Es un craso error, porque, como ya advirtió Max Weber, el Estado moderno solo funciona si distingue entre la responsabilidad política y la competencia técnica.

El problema no es la falta de dinero. Tampoco la ausencia de diagnósticos. El problema es que el Gobierno ha renunciado a gobernar en el sentido clásico del término: planificar, ejecutar, evaluar y corregir. En su lugar, se ha instalado en la propaganda permanente, en la creación de relatos y en la producción constante de polémicas que desvían la atención y polarizan a la sociedad, porque se considera que eso resulta políticamente rentable.

Aquello que se presentó como una renovación de la política, basada en la eficacia y la buena gestión, ha derivado en una dinámica dominada por la comunicación superficial. Abundan los mensajes en redes, las comparecencias vacías y la política convertida en espectáculo. Algunos responsables públicos, entre los que Óscar Puente emerge como el exponente más visible de una tendencia más amplia, han terminado por identificar visibilidad con autoridad y gobernar con ocupar el foco mediático, tomando decisiones pensadas más para el rendimiento digital inmediato que para obtener resultados tangibles.

Esta deriva tiene una consecuencia especialmente grave: la colonización política de los ámbitos técnicos. La toma de decisiones se subordina a lealtades partidistas y no a criterios profesionales. Es un craso error, porque, como ya advirtió Max Weber, el Estado moderno solo funciona si distingue entre la responsabilidad política y la competencia técnica. Cuando esa frontera se borra, la administración se degrada.
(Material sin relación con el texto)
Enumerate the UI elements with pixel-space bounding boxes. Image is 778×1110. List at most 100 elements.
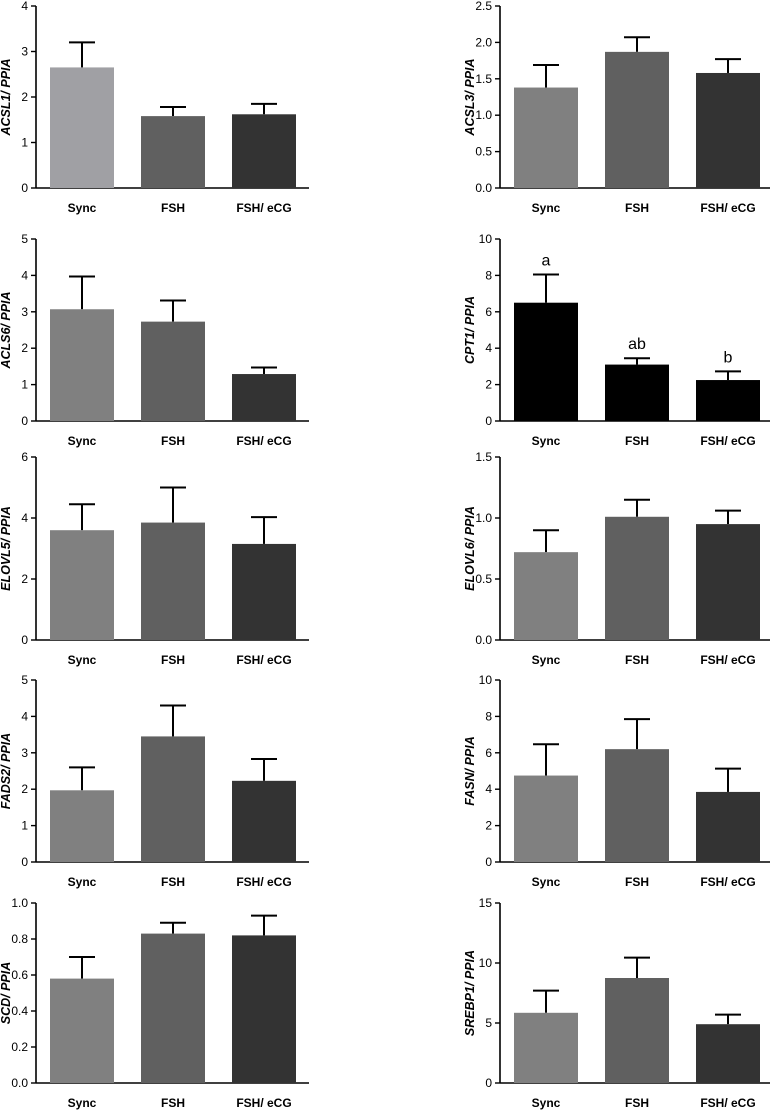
y-tick-label: 2.5 [475,0,492,13]
y-tick-label: 15 [479,896,493,910]
chart-panel-fads2: 0 1 2 3 4 5 FADS2/ PPIA Sync FSH FSH/ eCG [0,673,309,889]
y-tick-label: 6 [485,305,492,319]
y-axis-title: SCD/ PPIA [0,962,13,1025]
y-tick-label: 4 [485,782,492,796]
x-category-label: FSH/ eCG [700,875,755,889]
bar-sync [514,1012,578,1083]
y-axis-title: ELOVL6/ PPIA [463,506,477,591]
x-category-label: FSH/ eCG [700,653,755,667]
y-axis-title-suffix: / PPIA [0,58,13,95]
bar-fsh [141,116,205,188]
bar-fsh-ecg [696,524,760,640]
significance-letter: b [724,349,733,366]
x-category-label: FSH [625,201,649,215]
x-category-label: FSH/ eCG [236,1096,291,1110]
bar-fsh-ecg [232,114,296,188]
y-axis-title-gene: SREBP1 [463,986,477,1036]
y-tick-label: 4 [21,511,28,525]
bar-sync [514,302,578,421]
significance-letter: ab [628,336,646,353]
y-tick-label: 0.5 [475,145,492,159]
y-axis-title-gene: ELOVL5 [0,541,13,591]
y-tick-label: 0.0 [475,633,492,647]
y-tick-label: 10 [479,232,493,246]
bar-fsh-ecg [696,380,760,421]
y-axis-title-suffix: / PPIA [463,736,477,773]
y-axis-title-suffix: / PPIA [0,733,13,770]
y-tick-label: 5 [21,673,28,687]
x-category-label: FSH [625,875,649,889]
bar-fsh [605,364,669,421]
y-tick-label: 4 [21,0,28,13]
y-axis-title: ACSL3/ PPIA [463,58,477,136]
y-axis-title-suffix: / PPIA [0,506,13,543]
y-tick-label: 1.5 [475,72,492,86]
y-tick-label: 3 [21,305,28,319]
bar-sync [514,775,578,862]
bar-fsh-ecg [232,543,296,640]
y-tick-label: 0 [21,414,28,428]
y-tick-label: 4 [21,709,28,723]
y-axis-title-suffix: / PPIA [463,950,477,987]
bar-fsh [141,522,205,640]
y-axis-title-gene: ACLS6 [0,327,13,370]
y-tick-label: 10 [479,673,493,687]
x-category-label: FSH/ eCG [700,201,755,215]
y-axis-title: CPT1/ PPIA [463,296,477,364]
y-tick-label: 3 [21,746,28,760]
bar-fsh-ecg [696,1024,760,1083]
y-tick-label: 8 [485,709,492,723]
x-category-label: Sync [68,875,97,889]
y-tick-label: 0.4 [11,1004,28,1018]
x-category-label: FSH [161,875,185,889]
y-tick-label: 1.0 [475,511,492,525]
y-tick-label: 1 [21,378,28,392]
significance-letter: a [542,252,551,269]
y-tick-label: 2 [21,782,28,796]
bar-fsh-ecg [232,935,296,1083]
y-axis-title-gene: FASN [463,771,477,805]
chart-panel-acsl3: 0.0 0.5 1.0 1.5 2.0 2.5 ACSL3/ PPIA Sync FSH FSH/… [463,0,770,215]
x-category-label: FSH/ eCG [236,434,291,448]
y-tick-label: 1.0 [475,108,492,122]
y-axis-title-gene: ELOVL6 [463,541,477,591]
bar-fsh [141,321,205,421]
bar-fsh [605,51,669,188]
y-axis-title: ACSL1/ PPIA [0,58,13,136]
x-category-label: FSH [161,201,185,215]
bar-fsh [605,749,669,862]
chart-panel-acls6: 0 1 2 3 4 5 ACLS6/ PPIA Sync FSH FSH/ eCG [0,232,309,448]
y-axis-title-gene: CPT1 [463,332,477,364]
bar-fsh-ecg [696,791,760,862]
x-category-label: Sync [68,434,97,448]
y-axis-title-suffix: / PPIA [463,296,477,333]
y-axis-title: ELOVL5/ PPIA [0,506,13,591]
y-tick-label: 1.5 [475,450,492,464]
y-axis-title: FASN/ PPIA [463,736,477,805]
bar-sync [50,309,114,421]
y-tick-label: 5 [485,1016,492,1030]
y-tick-label: 0.0 [11,1076,28,1090]
x-category-label: Sync [532,653,561,667]
y-axis-title-suffix: / PPIA [463,506,477,543]
y-axis-title-suffix: / PPIA [0,962,13,999]
y-tick-label: 0 [485,414,492,428]
chart-panel-acsl1: 0 1 2 3 4 ACSL1/ PPIA Sync FSH FSH/ eCG [0,0,309,215]
x-category-label: Sync [68,1096,97,1110]
bar-sync [50,67,114,188]
x-category-label: FSH/ eCG [700,1096,755,1110]
chart-panel-elovl6: 0.0 0.5 1.0 1.5 ELOVL6/ PPIA Sync FSH FSH/ eCG [463,450,770,667]
y-tick-label: 1 [21,819,28,833]
y-tick-label: 6 [485,746,492,760]
x-category-label: FSH/ eCG [236,653,291,667]
y-axis-title-gene: ACSL1 [0,95,13,137]
x-category-label: FSH [625,653,649,667]
x-category-label: FSH/ eCG [700,434,755,448]
y-axis-title-suffix: / PPIA [463,58,477,95]
bar-sync [50,978,114,1083]
y-tick-label: 1 [21,136,28,150]
chart-panel-srebp1: 0 5 10 15 SREBP1/ PPIA Sync FSH FSH/ eCG [463,896,770,1110]
y-axis-title-gene: SCD [0,998,13,1024]
y-tick-label: 4 [485,341,492,355]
La recuperación de la gestión pública exigirá una transformación profunda de la cultura política, capitaneada por dirigentes que escuchen a los expertos, que conozcan los asuntos que dirigen y que asuman la responsabilidad de cada decisión. Lo público no puede ser un escenario de propaganda, sino un compromiso con la eficacia y el bien común.

Los ciudadanos no necesitan portavoces ingeniosos ni políticos virales. Necesitan gestores competentes. Porque cuando el Estado deja de funcionar, no falla una ideología: falla la vida cotidiana de millones de personas. Y eso no se arregla con un tuit.